Die Spannung zwischen dem Einsamen, seiner widersinnigen Handlung und der durch den fehlenden Horizont und leichten Nebel gespenstig unendlich erscheinenden Natur verbreitet enorme sinnliche Qualitäten. Diese Erhabenheit wird durch das menschliche Verhalten gestört. Zwar arbeitet er nicht gegen die Natur, aber er betreibt konzentriert den eigenen Untergang. Wir als Betrachter werden Zeugen eines vorsätzlichen Verschwindens. Das Loch im Eis wird am Ende auch eine Art Fenster hinaus aus dem Bildraum, aus dem Video. Ins schwarze Nichts.

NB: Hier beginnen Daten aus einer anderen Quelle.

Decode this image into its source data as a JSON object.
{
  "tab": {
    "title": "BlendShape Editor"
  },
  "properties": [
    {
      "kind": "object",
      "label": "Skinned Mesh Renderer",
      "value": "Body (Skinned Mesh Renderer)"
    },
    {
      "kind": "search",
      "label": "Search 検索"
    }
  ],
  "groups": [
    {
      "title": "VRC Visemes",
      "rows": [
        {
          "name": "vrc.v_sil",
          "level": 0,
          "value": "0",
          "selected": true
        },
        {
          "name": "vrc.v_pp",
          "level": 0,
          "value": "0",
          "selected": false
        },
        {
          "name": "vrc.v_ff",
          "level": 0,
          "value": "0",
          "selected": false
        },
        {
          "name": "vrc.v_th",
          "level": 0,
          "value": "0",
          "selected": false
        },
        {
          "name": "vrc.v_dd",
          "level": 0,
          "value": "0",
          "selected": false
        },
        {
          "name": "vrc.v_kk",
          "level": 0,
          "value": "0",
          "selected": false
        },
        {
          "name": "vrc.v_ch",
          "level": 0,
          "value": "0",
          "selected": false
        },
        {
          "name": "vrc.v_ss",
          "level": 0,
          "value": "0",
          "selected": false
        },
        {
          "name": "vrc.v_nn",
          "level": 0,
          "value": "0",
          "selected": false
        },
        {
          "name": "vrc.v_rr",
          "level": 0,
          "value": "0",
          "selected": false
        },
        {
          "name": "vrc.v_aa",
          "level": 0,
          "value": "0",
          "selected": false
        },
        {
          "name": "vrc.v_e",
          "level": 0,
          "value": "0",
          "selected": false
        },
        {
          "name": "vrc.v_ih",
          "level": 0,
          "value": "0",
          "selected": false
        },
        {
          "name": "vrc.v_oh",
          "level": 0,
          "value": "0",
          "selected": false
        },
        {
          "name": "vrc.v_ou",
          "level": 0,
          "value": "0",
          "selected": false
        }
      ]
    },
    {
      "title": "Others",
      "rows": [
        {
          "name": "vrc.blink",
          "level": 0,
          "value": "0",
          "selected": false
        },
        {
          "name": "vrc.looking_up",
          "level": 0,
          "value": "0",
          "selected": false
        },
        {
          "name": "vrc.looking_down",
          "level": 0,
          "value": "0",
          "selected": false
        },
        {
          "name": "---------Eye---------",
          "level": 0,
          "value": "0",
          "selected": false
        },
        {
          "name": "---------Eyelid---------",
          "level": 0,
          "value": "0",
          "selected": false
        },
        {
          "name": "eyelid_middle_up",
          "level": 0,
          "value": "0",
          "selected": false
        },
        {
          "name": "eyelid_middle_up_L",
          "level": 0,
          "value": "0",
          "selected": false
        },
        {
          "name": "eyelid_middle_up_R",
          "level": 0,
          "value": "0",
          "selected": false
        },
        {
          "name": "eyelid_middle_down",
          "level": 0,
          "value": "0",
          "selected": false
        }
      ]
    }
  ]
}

Das österreichische Künstlerduo Nicole Six und Paul Petritsch erkundet und durchmisst seine Umwelt anhand sehr konkreter Experimente. Die teilweise ins Absurde kippenden Versuchsanordnungen führten über die Jahre zu einem Archiv poetischer Parabeln der Ausgesetztheit des Menschen im Raum. Immer wieder stellen sie die uns vertraute Sicherheit unseres Alltags auf die Probe und testen Grenzen, auch die des eigenen Körpers, aus.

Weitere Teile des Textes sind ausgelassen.